Two Democratic candidates have joined the race for northern Wisconsin’s 7th Congressional District, while dates have yet to be scheduled for a special election and primary to fill the seat.
Lawrence Dale, a Vietnam veteran and current Michigan resident, and Wausau School Board president and attorney Tricia Zunker both announced their candidacies Monday. They join Republicans Jason Church, Michael Opela Sr. and Tom Tiffany in the upcoming special election, which is being rescheduled after the U.S. Department of Justice said the original date picked by Gov. Tony Evers conflicted with federal law.
Zunker was elected in 2018 to the Wausau School Board.

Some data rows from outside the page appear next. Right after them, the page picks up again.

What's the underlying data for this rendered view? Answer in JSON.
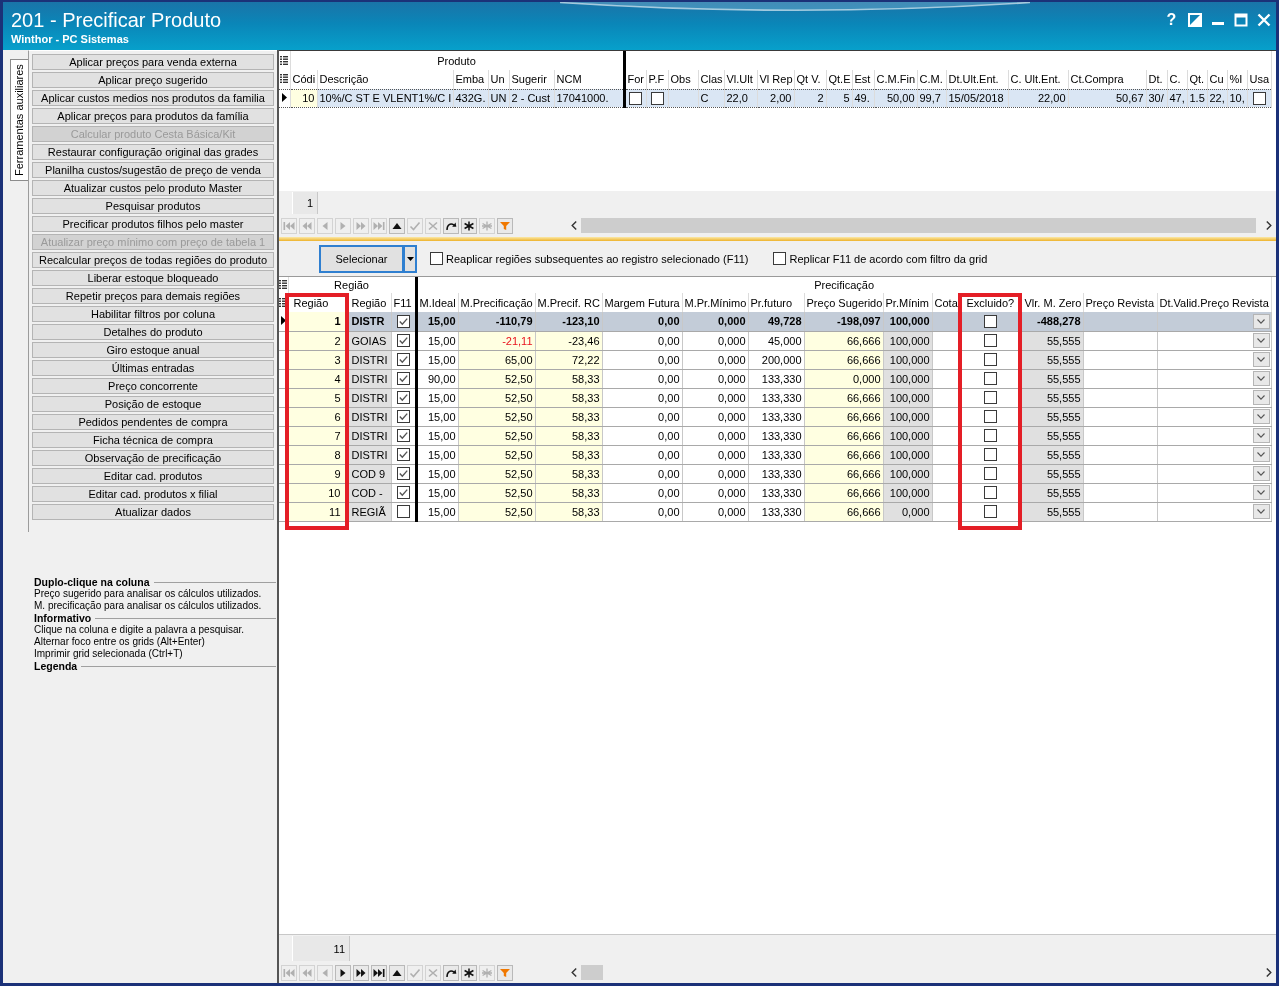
{
  "window": {
    "title": "201 - Precificar Produto",
    "subtitle": "Winthor - PC Sistemas",
    "buttons": [
      {
        "kind": "help",
        "label": "?"
      },
      {
        "kind": "dock"
      },
      {
        "kind": "minimize"
      },
      {
        "kind": "maximize"
      },
      {
        "kind": "close"
      }
    ]
  },
  "side_tabs": [
    {
      "label": "Ferramentas auxiliares",
      "selected": true
    }
  ],
  "tools": [
    {
      "label": "Aplicar preços para venda externa",
      "disabled": false
    },
    {
      "label": "Aplicar preço sugerido",
      "disabled": false
    },
    {
      "label": "Aplicar custos medios nos produtos da familia",
      "disabled": false
    },
    {
      "label": "Aplicar preços para produtos da família",
      "disabled": false
    },
    {
      "label": "Calcular produto Cesta Básica/Kit",
      "disabled": true
    },
    {
      "label": "Restaurar configuração original das grades",
      "disabled": false
    },
    {
      "label": "Planilha custos/sugestão de preço de venda",
      "disabled": false
    },
    {
      "label": "Atualizar custos pelo produto Master",
      "disabled": false
    },
    {
      "label": "Pesquisar produtos",
      "disabled": false
    },
    {
      "label": "Precificar produtos filhos pelo master",
      "disabled": false
    },
    {
      "label": "Atualizar preço mínimo com preço de tabela 1",
      "disabled": true
    },
    {
      "label": "Recalcular preços de todas regiões do produto",
      "disabled": false
    },
    {
      "label": "Liberar estoque bloqueado",
      "disabled": false
    },
    {
      "label": "Repetir preços para demais regiões",
      "disabled": false
    },
    {
      "label": "Habilitar filtros por coluna",
      "disabled": false
    },
    {
      "label": "Detalhes do produto",
      "disabled": false
    },
    {
      "label": "Giro estoque anual",
      "disabled": false
    },
    {
      "label": "Últimas entradas",
      "disabled": false
    },
    {
      "label": "Preço concorrente",
      "disabled": false
    },
    {
      "label": "Posição de estoque",
      "disabled": false
    },
    {
      "label": "Pedidos pendentes de compra",
      "disabled": false
    },
    {
      "label": "Ficha técnica de compra",
      "disabled": false
    },
    {
      "label": "Observação de precificação",
      "disabled": false
    },
    {
      "label": "Editar cad. produtos",
      "disabled": false
    },
    {
      "label": "Editar cad. produtos x filial",
      "disabled": false
    },
    {
      "label": "Atualizar dados",
      "disabled": false
    }
  ],
  "help_sections": [
    {
      "title": "Duplo-clique na coluna",
      "lines": [
        "Preço sugerido para analisar os cálculos utilizados.",
        "M. precificação para analisar os cálculos utilizados."
      ]
    },
    {
      "title": "Informativo",
      "lines": [
        "Clique na coluna e digite a palavra a pesquisar.",
        "Alternar foco entre os grids (Alt+Enter)",
        "Imprimir grid selecionada (Ctrl+T)"
      ]
    },
    {
      "title": "Legenda"
    }
  ],
  "product_grid": {
    "groups": [
      {
        "label": "Produto",
        "columns": [
          {
            "label": "Códi",
            "kind": "key"
          },
          {
            "label": "Descrição",
            "kind": "text"
          },
          {
            "label": "Emba",
            "kind": "text"
          },
          {
            "label": "Un",
            "kind": "text"
          },
          {
            "label": "Sugerir",
            "kind": "text"
          },
          {
            "label": "NCM",
            "kind": "text"
          }
        ]
      },
      {
        "columns": [
          {
            "label": "For",
            "kind": "check"
          },
          {
            "label": "P.F",
            "kind": "check"
          },
          {
            "label": "Obs",
            "kind": "text"
          },
          {
            "label": "Clas",
            "kind": "text"
          },
          {
            "label": "Vl.Ult",
            "kind": "text"
          },
          {
            "label": "Vl Rep",
            "kind": "number"
          },
          {
            "label": "Qt V.",
            "kind": "number"
          },
          {
            "label": "Qt.E",
            "kind": "number"
          },
          {
            "label": "Est",
            "kind": "text"
          },
          {
            "label": "C.M.Fin",
            "kind": "number"
          },
          {
            "label": "C.M.",
            "kind": "text"
          },
          {
            "label": "Dt.Ult.Ent.",
            "kind": "text"
          },
          {
            "label": "C. Ult.Ent.",
            "kind": "number"
          },
          {
            "label": "Ct.Compra",
            "kind": "number"
          },
          {
            "label": "Dt.",
            "kind": "text"
          },
          {
            "label": "C.",
            "kind": "text"
          },
          {
            "label": "Qt.",
            "kind": "text"
          },
          {
            "label": "Cu",
            "kind": "text"
          },
          {
            "label": "%I",
            "kind": "text"
          },
          {
            "label": "Usa",
            "kind": "check"
          }
        ]
      }
    ],
    "rows": [
      {
        "selected": true,
        "cells": [
          "10",
          "10%/C ST E VLENT1%/C I",
          "432G.",
          "UN",
          "2 - Cust",
          "17041000.",
          false,
          false,
          null,
          "C",
          "22,0",
          "2,00",
          "2",
          "5",
          "49.",
          "50,00",
          "99,7",
          "15/05/2018",
          "22,00",
          "50,67",
          "30/",
          "47,",
          "1.5",
          "22,",
          "10,",
          false
        ]
      }
    ],
    "count": "1",
    "navigator": [
      {
        "kind": "first",
        "disabled": true
      },
      {
        "kind": "prior_page",
        "disabled": true
      },
      {
        "kind": "prior",
        "disabled": true
      },
      {
        "kind": "next",
        "disabled": true
      },
      {
        "kind": "next_page",
        "disabled": true
      },
      {
        "kind": "last",
        "disabled": true
      },
      {
        "kind": "edit",
        "disabled": false
      },
      {
        "kind": "post",
        "disabled": true
      },
      {
        "kind": "cancel",
        "disabled": true
      },
      {
        "kind": "refresh",
        "disabled": false
      },
      {
        "kind": "bookmark",
        "disabled": false
      },
      {
        "kind": "goto_bookmark",
        "disabled": true
      },
      {
        "kind": "filter",
        "disabled": false
      }
    ]
  },
  "options": {
    "select_button": {
      "label": "Selecionar",
      "focused": true
    },
    "checkboxes": [
      {
        "label": "Reaplicar regiões subsequentes ao registro selecionado (F11)",
        "checked": false
      },
      {
        "label": "Replicar F11 de acordo com filtro da grid",
        "checked": false
      }
    ]
  },
  "region_grid": {
    "groups": [
      {
        "label": "Região",
        "columns": [
          {
            "label": "Região",
            "kind": "key",
            "highlighted": true
          },
          {
            "label": "Região",
            "kind": "name",
            "highlighted": false
          },
          {
            "label": "F11",
            "kind": "check",
            "highlighted": false
          }
        ]
      },
      {
        "label": "Precificação",
        "columns": [
          {
            "label": "M.Ideal",
            "kind": "number",
            "highlighted": false
          },
          {
            "label": "M.Precificação",
            "kind": "entry",
            "highlighted": false
          },
          {
            "label": "M.Precif. RC",
            "kind": "entry",
            "highlighted": false
          },
          {
            "label": "Margem Futura",
            "kind": "number",
            "highlighted": false
          },
          {
            "label": "M.Pr.Mínimo",
            "kind": "number",
            "highlighted": false
          },
          {
            "label": "Pr.futuro",
            "kind": "number",
            "highlighted": false
          },
          {
            "label": "Preço Sugerido",
            "kind": "entry",
            "highlighted": false
          },
          {
            "label": "Pr.Mínim",
            "kind": "locked",
            "highlighted": false
          },
          {
            "label": "Cota",
            "kind": "number",
            "highlighted": false
          },
          {
            "label": "Excluido?",
            "kind": "check",
            "highlighted": true
          },
          {
            "label": "Vlr. M. Zero",
            "kind": "locked",
            "highlighted": false
          },
          {
            "label": "Preço Revista",
            "kind": "number",
            "highlighted": false
          },
          {
            "label": "Dt.Valid.Preço Revista",
            "kind": "combo",
            "highlighted": false
          }
        ]
      }
    ],
    "rows": [
      {
        "selected": true,
        "cells": [
          "1",
          "DISTR",
          true,
          "15,00",
          "-110,79",
          "-123,10",
          "0,00",
          "0,000",
          "49,728",
          "-198,097",
          "100,000",
          null,
          false,
          "-488,278",
          null,
          null
        ]
      },
      {
        "selected": false,
        "cells": [
          "2",
          "GOIAS",
          true,
          "15,00",
          {
            "text": "-21,11",
            "alert": true
          },
          "-23,46",
          "0,00",
          "0,000",
          "45,000",
          "66,666",
          "100,000",
          null,
          false,
          "55,555",
          null,
          null
        ]
      },
      {
        "selected": false,
        "cells": [
          "3",
          "DISTRI",
          true,
          "15,00",
          "65,00",
          "72,22",
          "0,00",
          "0,000",
          "200,000",
          "66,666",
          "100,000",
          null,
          false,
          "55,555",
          null,
          null
        ]
      },
      {
        "selected": false,
        "cells": [
          "4",
          "DISTRI",
          true,
          "90,00",
          "52,50",
          "58,33",
          "0,00",
          "0,000",
          "133,330",
          "0,000",
          "100,000",
          null,
          false,
          "55,555",
          null,
          null
        ]
      },
      {
        "selected": false,
        "cells": [
          "5",
          "DISTRI",
          true,
          "15,00",
          "52,50",
          "58,33",
          "0,00",
          "0,000",
          "133,330",
          "66,666",
          "100,000",
          null,
          false,
          "55,555",
          null,
          null
        ]
      },
      {
        "selected": false,
        "cells": [
          "6",
          "DISTRI",
          true,
          "15,00",
          "52,50",
          "58,33",
          "0,00",
          "0,000",
          "133,330",
          "66,666",
          "100,000",
          null,
          false,
          "55,555",
          null,
          null
        ]
      },
      {
        "selected": false,
        "cells": [
          "7",
          "DISTRI",
          true,
          "15,00",
          "52,50",
          "58,33",
          "0,00",
          "0,000",
          "133,330",
          "66,666",
          "100,000",
          null,
          false,
          "55,555",
          null,
          null
        ]
      },
      {
        "selected": false,
        "cells": [
          "8",
          "DISTRI",
          true,
          "15,00",
          "52,50",
          "58,33",
          "0,00",
          "0,000",
          "133,330",
          "66,666",
          "100,000",
          null,
          false,
          "55,555",
          null,
          null
        ]
      },
      {
        "selected": false,
        "cells": [
          "9",
          "COD 9",
          true,
          "15,00",
          "52,50",
          "58,33",
          "0,00",
          "0,000",
          "133,330",
          "66,666",
          "100,000",
          null,
          false,
          "55,555",
          null,
          null
        ]
      },
      {
        "selected": false,
        "cells": [
          "10",
          "COD -",
          true,
          "15,00",
          "52,50",
          "58,33",
          "0,00",
          "0,000",
          "133,330",
          "66,666",
          "100,000",
          null,
          false,
          "55,555",
          null,
          null
        ]
      },
      {
        "selected": false,
        "cells": [
          "11",
          "REGIÃ",
          false,
          "15,00",
          "52,50",
          "58,33",
          "0,00",
          "0,000",
          "133,330",
          "66,666",
          "0,000",
          null,
          false,
          "55,555",
          null,
          null
        ]
      }
    ],
    "count": "11",
    "navigator": [
      {
        "kind": "first",
        "disabled": true
      },
      {
        "kind": "prior_page",
        "disabled": true
      },
      {
        "kind": "prior",
        "disabled": true
      },
      {
        "kind": "next",
        "disabled": false
      },
      {
        "kind": "next_page",
        "disabled": false
      },
      {
        "kind": "last",
        "disabled": false
      },
      {
        "kind": "edit",
        "disabled": false
      },
      {
        "kind": "post",
        "disabled": true
      },
      {
        "kind": "cancel",
        "disabled": true
      },
      {
        "kind": "refresh",
        "disabled": false
      },
      {
        "kind": "bookmark",
        "disabled": false
      },
      {
        "kind": "goto_bookmark",
        "disabled": true
      },
      {
        "kind": "filter",
        "disabled": false
      }
    ]
  }
}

A practicing attorney and professor, Zunker is a member of the Ho-Chunk Nation and has served as associate justice to the Ho-Chunk Supreme Court since 2013.
Dale said he lives in Michigan near Hurley but plans to move into the 7th Congressional District before the election. He ran unsuccessfully for the same seat in 2014 as a Green Party candidate. He has been a health insurance salesman since 2011.
Zunker announced her candidacy in Aniwa, while Dale made his announcement at the state Capitol in Madison.
Both Democratic candidates took aim at Republican President Donald Trump in their announcements.
“The policies of the Trump Administration are endangering our democracy and the principles upon which our country was founded,” Dale said in a statement. “We must defeat the Trump Administration and its corruption at the polls in this special election and again in November and restore the strength of our democratic institutions.”
Zunker, who toured a Marathon County ginseng farm following her announced candidacy, in a statement described family farms as the “backbone of our economy” and said she plans to “fight for agriculture and trade policies that will better their lives, not put them in the perilous situation so many of them find themselves in right now.”
“Rural economies are fueled by our farming industry, and it’s vital they have reliable markets to succeed,” Zunker said. “Donald Trump should put an end to this trade war immediately if he truly cared about community.”
Candidates are running to fill the seat left vacant by U.S. Rep. Sean Duffy, who resigned after eight years on Sept. 23, citing complications with the baby his wife was due to deliver.
Evers had originally scheduled a special election for Jan. 27, putting the primary on Dec. 30. But he later canceled that date after it was determined it would violate a federal law that requires at least 45 days between a primary and general election to accommodate overseas absentee ballots. That conflicts with state law, which requires just 28 days between a primary and election.
State law does allow a special election to be held concurrently with the April 7 spring election, with the special primary then held to coincide with the Feb. 18 spring primary. But that would leave the seat vacant for about six months.
Evers has not yet provided new dates for the special election and primary. Officials with his office did not respond to calls or emails seeking comment Monday.
The winner of the special election will serve through the end of 2020 and will have to run again in the November 2020 election in order to serve a full two-year term.
Wisconsin’s 7th District covers all or parts of 20 central, northern and northwestern Wisconsin counties and is the state’s largest congressional district geographically. In 2012, Republican Mitt Romney carried the district with 51% of the vote, compared with 48% for then-President Barack Obama. In 2016, Trump won it 57% to 37% over Democrat Hillary Clinton.